Yes. The link is repaired. Sorry about that.

But the RFC in that particular case is talking about all versions not just the 2024!

The RFC was proposing a change to all editions, possible because it did not compile. But ultimately that proposal did not land with the release of edition 2024 or since, on any edition. So it still does not complie. The proposal may or may not land in the future.

What we did get doesn't match the RFC. Instead, on edition 2024 only, we got something that dialed things back to get rid of some annoying parts of binding modes, such as resetting to by-value, while leaving future possibilities -- like perhaps the one under discussion -- compatible, but not stabilized. IIRC there are unstable feature gates for some of these possibilities.

There just wasn't enough agreement or certainty for the newly proposed features to do otherwise, so far as I recall. (The related issues are hundreds of comments long.)

Note that the binding modes we had before edition 2024 do not match their RFC either! Resetting to by-value was not part of that RFC, it was added during development.
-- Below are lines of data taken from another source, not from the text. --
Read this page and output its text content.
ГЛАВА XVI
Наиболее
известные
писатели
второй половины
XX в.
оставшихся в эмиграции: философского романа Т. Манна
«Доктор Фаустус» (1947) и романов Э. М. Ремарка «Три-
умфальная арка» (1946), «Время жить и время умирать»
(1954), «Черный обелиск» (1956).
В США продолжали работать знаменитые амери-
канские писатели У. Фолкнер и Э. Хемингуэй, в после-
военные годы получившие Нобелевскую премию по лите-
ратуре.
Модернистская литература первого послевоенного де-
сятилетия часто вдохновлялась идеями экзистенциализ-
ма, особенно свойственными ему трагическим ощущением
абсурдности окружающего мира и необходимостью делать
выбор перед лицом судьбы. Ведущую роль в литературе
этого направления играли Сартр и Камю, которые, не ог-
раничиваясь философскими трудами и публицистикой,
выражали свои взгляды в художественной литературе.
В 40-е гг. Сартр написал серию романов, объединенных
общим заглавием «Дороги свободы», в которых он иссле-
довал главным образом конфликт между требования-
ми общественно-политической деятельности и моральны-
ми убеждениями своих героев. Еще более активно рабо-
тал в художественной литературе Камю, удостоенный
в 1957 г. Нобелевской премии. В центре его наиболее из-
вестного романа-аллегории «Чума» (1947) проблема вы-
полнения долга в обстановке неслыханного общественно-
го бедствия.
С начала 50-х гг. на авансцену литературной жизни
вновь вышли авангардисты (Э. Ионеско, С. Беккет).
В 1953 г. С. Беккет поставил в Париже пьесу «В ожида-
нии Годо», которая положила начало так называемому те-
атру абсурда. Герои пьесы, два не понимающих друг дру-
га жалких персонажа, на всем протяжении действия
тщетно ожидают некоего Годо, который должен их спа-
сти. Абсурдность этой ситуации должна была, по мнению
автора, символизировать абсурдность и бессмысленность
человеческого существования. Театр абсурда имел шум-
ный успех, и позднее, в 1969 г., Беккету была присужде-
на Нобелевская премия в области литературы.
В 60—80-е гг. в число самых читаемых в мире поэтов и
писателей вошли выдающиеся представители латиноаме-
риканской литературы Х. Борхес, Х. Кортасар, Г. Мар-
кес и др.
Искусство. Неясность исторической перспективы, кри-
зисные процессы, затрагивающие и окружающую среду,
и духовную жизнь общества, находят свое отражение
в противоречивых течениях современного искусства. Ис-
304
The RFCs are a useful source of information, but they are generally not updated to match what is actually implemented and stabilized. You have to hope what is actually stabilized is properly documented instead (and fall back to experimentation or learning compiler internals when it is not).

4 Likes

Thank's

But i didn't know that previous versions could change in the future!

About RFCs your right.
But RFCs usually explain the issue better than the reference itself! May be the reference team (or developers writing the reference) should clarify better!
Rust is sometimes hard to understand, And sometimes the reference makes additional complexity to understand the language.

  • Sorry for bad English

On that I agree, and hope the reference becomes more complete over time.